In any event, he held that the defence would have been rejected on the grounds that it had not been raised as a jurisdictional defence in the adjudication and therefore Meeres had lost their right to do so in enforcement proceedings. Their general reservations on jurisdiction were considered “so vague as to be ineffective.”
With regard to the second point, the general rule is that an adjudicator can only consider a dispute under one contract in an adjudication, and therefore if a dispute under more than one contract is referred to an adjudicator, he may lack jurisdiction (i.e. the power) to decide the matters referred to him and his decision may be unenforceable in whole or part.
However, Adam Constable QC also rejected Meeres’ argument that the adjudicator’s decision related to two contracts as this was unsuccessful as a substantive defence in the adjudication, and furthermore, Meeres had not reserved its right to raise a jurisdiction argument.
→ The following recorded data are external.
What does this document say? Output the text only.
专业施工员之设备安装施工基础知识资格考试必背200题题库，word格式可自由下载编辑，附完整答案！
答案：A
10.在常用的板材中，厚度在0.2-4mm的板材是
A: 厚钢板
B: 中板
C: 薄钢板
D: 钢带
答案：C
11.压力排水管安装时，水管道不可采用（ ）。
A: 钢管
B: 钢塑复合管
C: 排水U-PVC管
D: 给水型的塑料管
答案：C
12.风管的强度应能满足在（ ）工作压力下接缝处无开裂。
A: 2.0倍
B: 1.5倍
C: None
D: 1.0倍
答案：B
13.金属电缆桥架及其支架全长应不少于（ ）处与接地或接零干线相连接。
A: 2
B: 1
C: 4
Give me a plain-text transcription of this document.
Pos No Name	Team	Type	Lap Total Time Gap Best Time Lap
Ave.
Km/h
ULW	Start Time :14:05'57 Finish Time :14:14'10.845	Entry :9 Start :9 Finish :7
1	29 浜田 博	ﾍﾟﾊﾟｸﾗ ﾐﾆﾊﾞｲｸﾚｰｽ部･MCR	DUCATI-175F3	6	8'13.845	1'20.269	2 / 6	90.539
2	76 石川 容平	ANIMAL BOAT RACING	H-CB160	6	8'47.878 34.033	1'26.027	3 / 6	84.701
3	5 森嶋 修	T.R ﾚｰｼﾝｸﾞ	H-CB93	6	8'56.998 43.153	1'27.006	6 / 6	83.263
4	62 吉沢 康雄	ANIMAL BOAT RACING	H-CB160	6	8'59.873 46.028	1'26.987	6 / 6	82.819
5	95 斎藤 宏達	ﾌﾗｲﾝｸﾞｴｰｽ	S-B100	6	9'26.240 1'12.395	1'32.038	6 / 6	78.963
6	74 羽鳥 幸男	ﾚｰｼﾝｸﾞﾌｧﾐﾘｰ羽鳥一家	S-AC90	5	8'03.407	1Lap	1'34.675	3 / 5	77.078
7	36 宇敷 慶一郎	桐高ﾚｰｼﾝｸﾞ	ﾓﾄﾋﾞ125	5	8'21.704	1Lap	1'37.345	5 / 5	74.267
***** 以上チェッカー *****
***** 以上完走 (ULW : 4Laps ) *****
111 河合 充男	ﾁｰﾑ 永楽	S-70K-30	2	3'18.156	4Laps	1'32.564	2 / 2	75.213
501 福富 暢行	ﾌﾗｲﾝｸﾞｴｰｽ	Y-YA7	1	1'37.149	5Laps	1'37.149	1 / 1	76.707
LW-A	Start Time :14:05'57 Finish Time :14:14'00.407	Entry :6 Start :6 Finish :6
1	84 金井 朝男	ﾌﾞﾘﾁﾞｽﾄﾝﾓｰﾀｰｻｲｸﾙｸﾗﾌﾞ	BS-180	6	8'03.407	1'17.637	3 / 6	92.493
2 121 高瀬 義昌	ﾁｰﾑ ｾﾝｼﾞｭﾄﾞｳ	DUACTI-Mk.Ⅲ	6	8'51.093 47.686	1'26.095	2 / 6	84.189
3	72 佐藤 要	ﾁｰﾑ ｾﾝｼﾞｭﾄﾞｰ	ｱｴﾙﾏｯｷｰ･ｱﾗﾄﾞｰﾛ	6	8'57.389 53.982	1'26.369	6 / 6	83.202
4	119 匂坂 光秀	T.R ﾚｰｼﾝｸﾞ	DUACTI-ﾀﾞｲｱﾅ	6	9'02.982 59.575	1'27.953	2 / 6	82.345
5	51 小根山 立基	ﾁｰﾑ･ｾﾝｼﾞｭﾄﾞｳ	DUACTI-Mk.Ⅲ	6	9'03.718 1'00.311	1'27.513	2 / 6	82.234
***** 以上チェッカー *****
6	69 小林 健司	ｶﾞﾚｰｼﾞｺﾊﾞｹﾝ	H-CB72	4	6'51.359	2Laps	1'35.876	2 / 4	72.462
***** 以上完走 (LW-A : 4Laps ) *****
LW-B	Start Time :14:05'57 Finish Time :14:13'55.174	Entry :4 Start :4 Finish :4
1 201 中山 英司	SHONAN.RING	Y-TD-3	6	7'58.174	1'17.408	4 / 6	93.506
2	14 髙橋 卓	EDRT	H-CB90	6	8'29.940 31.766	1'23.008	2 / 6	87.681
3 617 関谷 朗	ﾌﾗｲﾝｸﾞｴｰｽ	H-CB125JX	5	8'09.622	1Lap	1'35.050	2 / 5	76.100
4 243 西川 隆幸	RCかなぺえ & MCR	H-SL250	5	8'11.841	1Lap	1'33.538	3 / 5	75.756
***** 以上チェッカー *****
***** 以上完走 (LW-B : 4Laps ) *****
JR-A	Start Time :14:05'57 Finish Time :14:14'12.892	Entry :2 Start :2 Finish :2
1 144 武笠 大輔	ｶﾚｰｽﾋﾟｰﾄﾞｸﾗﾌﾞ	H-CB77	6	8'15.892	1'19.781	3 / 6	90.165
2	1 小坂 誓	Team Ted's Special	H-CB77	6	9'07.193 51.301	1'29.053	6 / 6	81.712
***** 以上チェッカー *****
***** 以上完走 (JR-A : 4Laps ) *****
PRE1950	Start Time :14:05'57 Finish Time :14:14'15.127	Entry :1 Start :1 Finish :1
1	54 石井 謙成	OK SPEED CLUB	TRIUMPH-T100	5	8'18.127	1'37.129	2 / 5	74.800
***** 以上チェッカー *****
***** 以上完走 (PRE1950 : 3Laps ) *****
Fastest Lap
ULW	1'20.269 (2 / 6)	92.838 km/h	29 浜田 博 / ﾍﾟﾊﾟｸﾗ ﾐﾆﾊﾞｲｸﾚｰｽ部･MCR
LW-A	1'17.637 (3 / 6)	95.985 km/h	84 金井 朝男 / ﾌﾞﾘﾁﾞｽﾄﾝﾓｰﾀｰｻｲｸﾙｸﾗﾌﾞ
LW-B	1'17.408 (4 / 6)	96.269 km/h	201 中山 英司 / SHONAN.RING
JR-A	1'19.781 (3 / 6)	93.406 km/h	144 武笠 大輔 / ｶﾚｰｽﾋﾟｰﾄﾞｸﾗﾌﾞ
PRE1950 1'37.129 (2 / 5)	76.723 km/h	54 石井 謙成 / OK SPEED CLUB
Nevertheless, had Meeres’ argument been successful, he held that it would have been appropriate for the court to simply deduct the amount allegedly relating to the other contract (which was only £2,463.75) from the final account, as “it would be an affront to common sense” if such a small amount would undermine the enforceability of the adjudicator’s decision for hundreds of thousands of pounds.
This case raises interesting issues relating to how to effectively reserve your position on a jurisdictional issue and whether inadequate substantiation of an application for payment prevents a dispute from crystallising. We are delighted that the court found in favour of LJH on all points in this dispute.